Le 22 février 2012, le médecin du travail a établi un avis selon lequel M. X... est " inapte à son poste après avis du spécialiste. Serait apte à occuper un poste sédentaire dans un autre contexte organisationnel et dans son champ de compétence. "
Il a rendu un second avis le 7 mars 2012 confirmant l'inaptitude du salarié à son poste dans les mêmes termes que l'avis initial.

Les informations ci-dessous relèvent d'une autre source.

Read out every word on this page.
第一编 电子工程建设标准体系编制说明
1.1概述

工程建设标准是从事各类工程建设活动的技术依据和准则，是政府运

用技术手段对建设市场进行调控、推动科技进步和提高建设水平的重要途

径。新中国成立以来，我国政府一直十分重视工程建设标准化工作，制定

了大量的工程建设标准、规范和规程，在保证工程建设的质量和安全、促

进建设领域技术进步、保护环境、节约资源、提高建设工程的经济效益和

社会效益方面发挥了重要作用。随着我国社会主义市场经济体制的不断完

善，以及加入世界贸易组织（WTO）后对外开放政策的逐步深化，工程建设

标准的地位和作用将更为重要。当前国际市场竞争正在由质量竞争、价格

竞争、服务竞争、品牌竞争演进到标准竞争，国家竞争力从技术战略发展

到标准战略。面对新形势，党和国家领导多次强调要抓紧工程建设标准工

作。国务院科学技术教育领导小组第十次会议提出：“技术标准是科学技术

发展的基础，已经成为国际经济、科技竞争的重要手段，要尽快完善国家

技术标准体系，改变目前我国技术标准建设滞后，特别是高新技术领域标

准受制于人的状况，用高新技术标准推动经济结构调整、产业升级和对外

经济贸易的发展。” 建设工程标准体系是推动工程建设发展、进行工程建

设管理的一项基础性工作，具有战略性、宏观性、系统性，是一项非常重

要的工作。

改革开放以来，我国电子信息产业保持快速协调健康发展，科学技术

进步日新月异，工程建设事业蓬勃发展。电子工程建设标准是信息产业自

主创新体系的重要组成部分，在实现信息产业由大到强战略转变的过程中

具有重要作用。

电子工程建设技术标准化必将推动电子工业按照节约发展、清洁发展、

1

Par courrier du 6 avril 2012, l'employeur lui a adressé le courrier suivant :
" Suite à la visite médicale avec le médecin du travail le 7 mars 2012, vous avez été déclaré inapte à votre poste mais apte à occuper un poste sédentaire dans un autre contexte organisationnel et dans votre champ de compétence. Nous vous informons que votre situation est en cours d'analyse et que nous cherchons actuellement un poste correspondant aux prescriptions médicales du médecin du travail. De fait, vous ne pouvez pas reprendre votre travail après vos congés payés. Je reviendrai vers vous afin de convenir d'une date de rendez-vous permettant de faire un point approfondi sur votre parcours professionnel et plus spécifiquement sur la possibilité de reclassement. Dans cette attente, nous vous informons du maintien de votre rémunération. "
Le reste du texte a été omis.